Como funciona o parcelamento da dívida de estados e municípios com o INSS? • RRCAC Contabilidade Pública

Como funciona o parcelamento da dívida de estados e municípios com o INSS?

Municípios INSS

O governo federal enviou ao Congresso Nacional nesta quarta-feira (17) a Medida Provisória 778/17, que permite o parcelamento e o alongamento das dívidas previdenciárias de estados e municípios com o Instituto Nacional de Seguridade Social (INSS).

Com a edição da medida provisória, a intenção é que os entes federados tenham alívio financeiro no meio da crise que o País começa a deixar para trás. Eles passam a ter 200 meses para pagar suas dívidas previdenciárias.

A adesão de estados e municípios ao parcelamento deverá ser feita até 31 de abril deste ano, sendo que se referem aos débitos vencidos até 30 de abril deste ano com a Secretaria da Receita Federal e a Procuradoria-Geral da Fazenda Nacional.

Confira os principais pontos e condições da MP 778/17:

Pagamento

O pagamento poderá ser feito em duas etapas:

- mediante pagamento à vista, em espécie, de 2,4% do total da dívida, sem reduções, entre julho e dezembro de 2017.

- as outras 194 parcelas devem ser pagas a partir de janeiro de 2018, com reduções de 25% de encargos; 25% de multas; e 80% dos juros oriundos dos atrasos.

Os passivos são referentes, inclusive, às contribuições previdenciárias incidentes sobre o 13° salário, independentemente de estarem inscritos na Dívida Ativa da União, em fase de execução fiscal ou que tenham sido objetos de parcelamento anterior não quitado por completo.

Valor das parcelas

Na segunda etapa, os entes federados poderão escolher o valor das parcelas a serem quitadas, desde que:

- equivalentes ao saldo da dívida divido pelas 194 parcelas

- 1% da média mensal da Receita Corrente Líquida (RCL) do Estado ou município

Diante dessas condições, o ente federado poderá escolher a opção que resultar em um valor menor da prestação.

Operação

As parcelas serão retidas dos repasses dos fundos de participação dos estados e do Distrito Federal (FPE) e dos municípios (FPM) pela União. Para isso, os entes terão de autorizar a retenção desses valores, mediante apresentação, à Receita Federal e à PGFN, dos demonstrativos de receita para cálculo das parcelas.

Caso não haja saldo suficiente nos fundos para a retenção dos valores, a diferença deverá ser paga por meio da Guia Previdencial (GPS) ou do Documento de Arrecadação de Receitas Federais (Darf).

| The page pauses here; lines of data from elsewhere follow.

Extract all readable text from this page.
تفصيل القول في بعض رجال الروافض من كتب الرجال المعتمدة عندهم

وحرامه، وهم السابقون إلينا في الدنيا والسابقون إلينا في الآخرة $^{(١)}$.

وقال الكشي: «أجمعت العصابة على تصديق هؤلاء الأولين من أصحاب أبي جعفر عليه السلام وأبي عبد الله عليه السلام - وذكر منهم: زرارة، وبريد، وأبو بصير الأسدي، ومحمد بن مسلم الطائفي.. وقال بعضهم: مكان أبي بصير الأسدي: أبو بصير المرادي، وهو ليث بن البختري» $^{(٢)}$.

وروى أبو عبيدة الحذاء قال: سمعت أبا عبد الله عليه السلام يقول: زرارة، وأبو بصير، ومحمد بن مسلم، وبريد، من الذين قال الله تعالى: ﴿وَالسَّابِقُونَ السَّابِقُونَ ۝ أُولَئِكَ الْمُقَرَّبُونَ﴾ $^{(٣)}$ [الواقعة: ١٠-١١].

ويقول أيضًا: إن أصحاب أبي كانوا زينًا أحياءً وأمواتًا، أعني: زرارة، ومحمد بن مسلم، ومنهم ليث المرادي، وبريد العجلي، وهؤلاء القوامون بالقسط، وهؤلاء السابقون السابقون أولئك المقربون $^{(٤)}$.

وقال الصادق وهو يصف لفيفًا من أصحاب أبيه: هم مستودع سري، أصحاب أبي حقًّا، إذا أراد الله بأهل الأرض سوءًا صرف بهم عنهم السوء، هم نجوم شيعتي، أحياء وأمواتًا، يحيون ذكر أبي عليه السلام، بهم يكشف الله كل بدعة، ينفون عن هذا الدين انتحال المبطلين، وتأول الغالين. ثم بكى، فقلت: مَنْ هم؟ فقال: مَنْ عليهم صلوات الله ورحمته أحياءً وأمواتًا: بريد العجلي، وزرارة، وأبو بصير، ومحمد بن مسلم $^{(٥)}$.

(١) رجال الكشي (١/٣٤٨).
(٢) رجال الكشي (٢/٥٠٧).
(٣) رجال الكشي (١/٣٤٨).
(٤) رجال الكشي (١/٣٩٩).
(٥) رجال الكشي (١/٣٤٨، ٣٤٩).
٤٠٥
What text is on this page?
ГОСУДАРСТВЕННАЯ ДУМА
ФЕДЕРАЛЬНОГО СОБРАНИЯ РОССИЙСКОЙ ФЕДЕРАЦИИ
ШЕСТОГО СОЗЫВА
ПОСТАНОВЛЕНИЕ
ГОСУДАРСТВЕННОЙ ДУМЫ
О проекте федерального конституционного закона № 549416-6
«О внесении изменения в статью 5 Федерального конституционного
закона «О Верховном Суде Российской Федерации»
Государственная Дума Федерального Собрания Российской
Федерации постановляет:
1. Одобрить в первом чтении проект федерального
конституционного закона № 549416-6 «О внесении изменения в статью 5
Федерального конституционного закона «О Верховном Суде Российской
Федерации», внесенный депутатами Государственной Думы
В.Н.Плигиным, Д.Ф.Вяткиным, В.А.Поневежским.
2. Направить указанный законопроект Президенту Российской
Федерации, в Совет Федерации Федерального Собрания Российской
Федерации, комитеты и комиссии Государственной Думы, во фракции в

Ao final de todas as prestações, eventuais resíduos de dívida poderão ser pagos à vista ou em 60 prestações.

Rescisão

A renegociação das dívidas na primeira etapa de pagamento poderá ser cancelada se:

- não houver pagamentos das diferenças de retenção nos fundos por três meses, consecutivos ou alternados;

- faltar o pagamento de uma parcela, mesmo se todas as outras estiverem pagas;

- entes federativos não enviarem os demonstrativos de receita para cálculo das parcelas;

- a entrada de 2,4% da dívida não for paga na primeira etapa da renegociação.

Segundo a medida, a rescisão do parcelamento resultará no restabelecimento total das multas, juros e encargos em valor proporcional aos débitos não pagos.

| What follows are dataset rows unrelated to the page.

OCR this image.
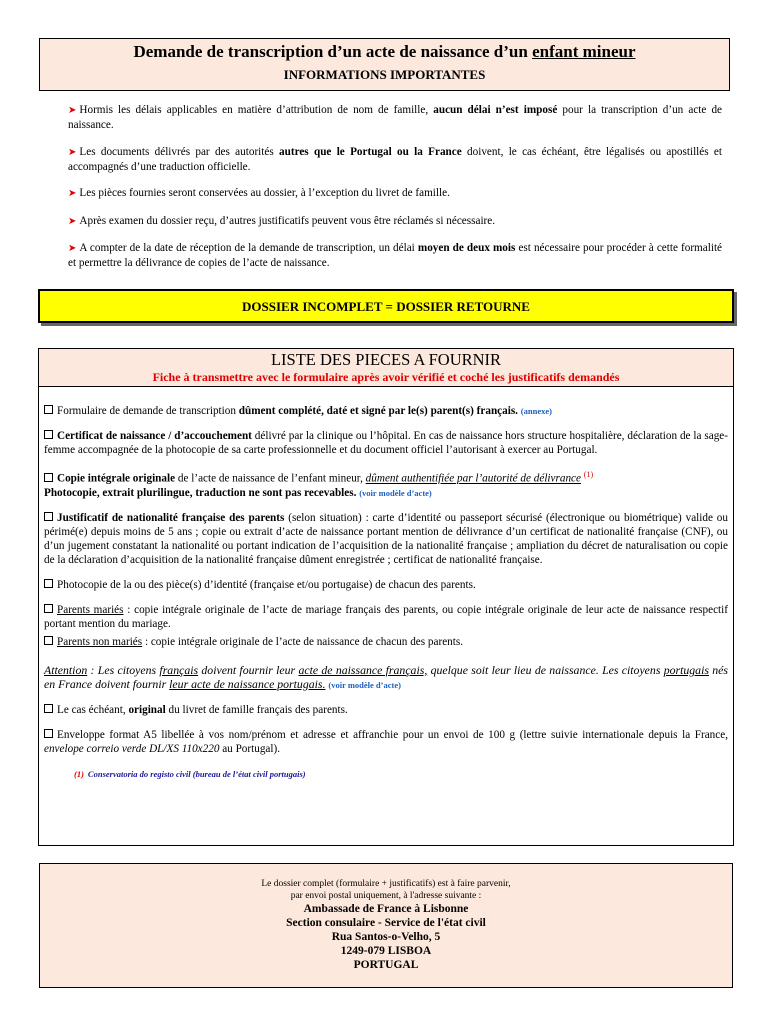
Demande de transcription d’un acte de naissance d’un enfant mineur
INFORMATIONS IMPORTANTES

➤ Hormis les délais applicables en matière d’attribution de nom de famille, aucun délai n’est imposé pour la transcription d’un acte de naissance.

➤ Les documents délivrés par des autorités autres que le Portugal ou la France doivent, le cas échéant, être légalisés ou apostillés et accompagnés d’une traduction officielle.

➤ Les pièces fournies seront conservées au dossier, à l’exception du livret de famille.

➤ Après examen du dossier reçu, d’autres justificatifs peuvent vous être réclamés si nécessaire.

➤ A compter de la date de réception de la demande de transcription, un délai moyen de deux mois est nécessaire pour procéder à cette formalité et permettre la délivrance de copies de l’acte de naissance.

DOSSIER INCOMPLET = DOSSIER RETOURNE
LISTE DES PIECES A FOURNIR
Fiche à transmettre avec le formulaire après avoir vérifié et coché les justificatifs demandés

Formulaire de demande de transcription dûment complété, daté et signé par le(s) parent(s) français. (annexe)

Certificat de naissance / d’accouchement délivré par la clinique ou l’hôpital. En cas de naissance hors structure hospitalière, déclaration de la sage-femme accompagnée de la photocopie de sa carte professionnelle et du document officiel l’autorisant à exercer au Portugal.

Copie intégrale originale de l’acte de naissance de l’enfant mineur, dûment authentifiée par l’autorité de délivrance $^{(1)}$
Photocopie, extrait plurilingue, traduction ne sont pas recevables. (voir modèle d’acte)

Justificatif de nationalité française des parents (selon situation) : carte d’identité ou passeport sécurisé (électronique ou biométrique) valide ou périmé(e) depuis moins de 5 ans ; copie ou extrait d’acte de naissance portant mention de délivrance d’un certificat de nationalité française (CNF), ou d’un jugement constatant la nationalité ou portant indication de l’acquisition de la nationalité française ; ampliation du décret de naturalisation ou copie de la déclaration d’acquisition de la nationalité française dûment enregistrée ; certificat de nationalité française.

Photocopie de la ou des pièce(s) d’identité (française et/ou portugaise) de chacun des parents.

Parents mariés : copie intégrale originale de l’acte de mariage français des parents, ou copie intégrale originale de leur acte de naissance respectif portant mention du mariage.

Parents non mariés : copie intégrale originale de l’acte de naissance de chacun des parents.

Attention : Les citoyens français doivent fournir leur acte de naissance français, quelque soit leur lieu de naissance. Les citoyens portugais nés en France doivent fournir leur acte de naissance portugais. (voir modèle d’acte)

Le cas échéant, original du livret de famille français des parents.

Enveloppe format A5 libellée à vos nom/prénom et adresse et affranchie pour un envoi de 100 g (lettre suivie internationale depuis la France, envelope correio verde DL/XS 110x220 au Portugal).

(1) Conservatoria do registo civil (bureau de l’état civil portugais)
Le dossier complet (formulaire + justificatifs) est à faire parvenir,
par envoi postal uniquement, à l'adresse suivante :
Ambassade de France à Lisbonne
Section consulaire - Service de l'état civil
Rua Santos-o-Velho, 5
1249-079 LISBOA
PORTUGAL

Fonte: Portal Brasil, com informações da Câmara dos Deputados

Atualização 25 de maio de 2017

Orientações acerca da MP 778/2017 - Parcelamento da Dívida Previdenciária

A Confederação Nacional de Municípios (CNM) reforça que recomenda a adesão ao parcelamento proposto na MP 778/2017 pelos Municípios, quanto a débitos previdenciários, por entender que as condições estabelecidas são excelentes, especialmente os descontos de juros negociados e obtidos pela CNM junto a Fazenda Nacional.

Este é sem dúvida o melhor parcelamento de débitos com a previdência apresentado aos Municípios da história recente. Uma oportunidade ímpar para a regularização tão desejada pelos gestores em início de mandato.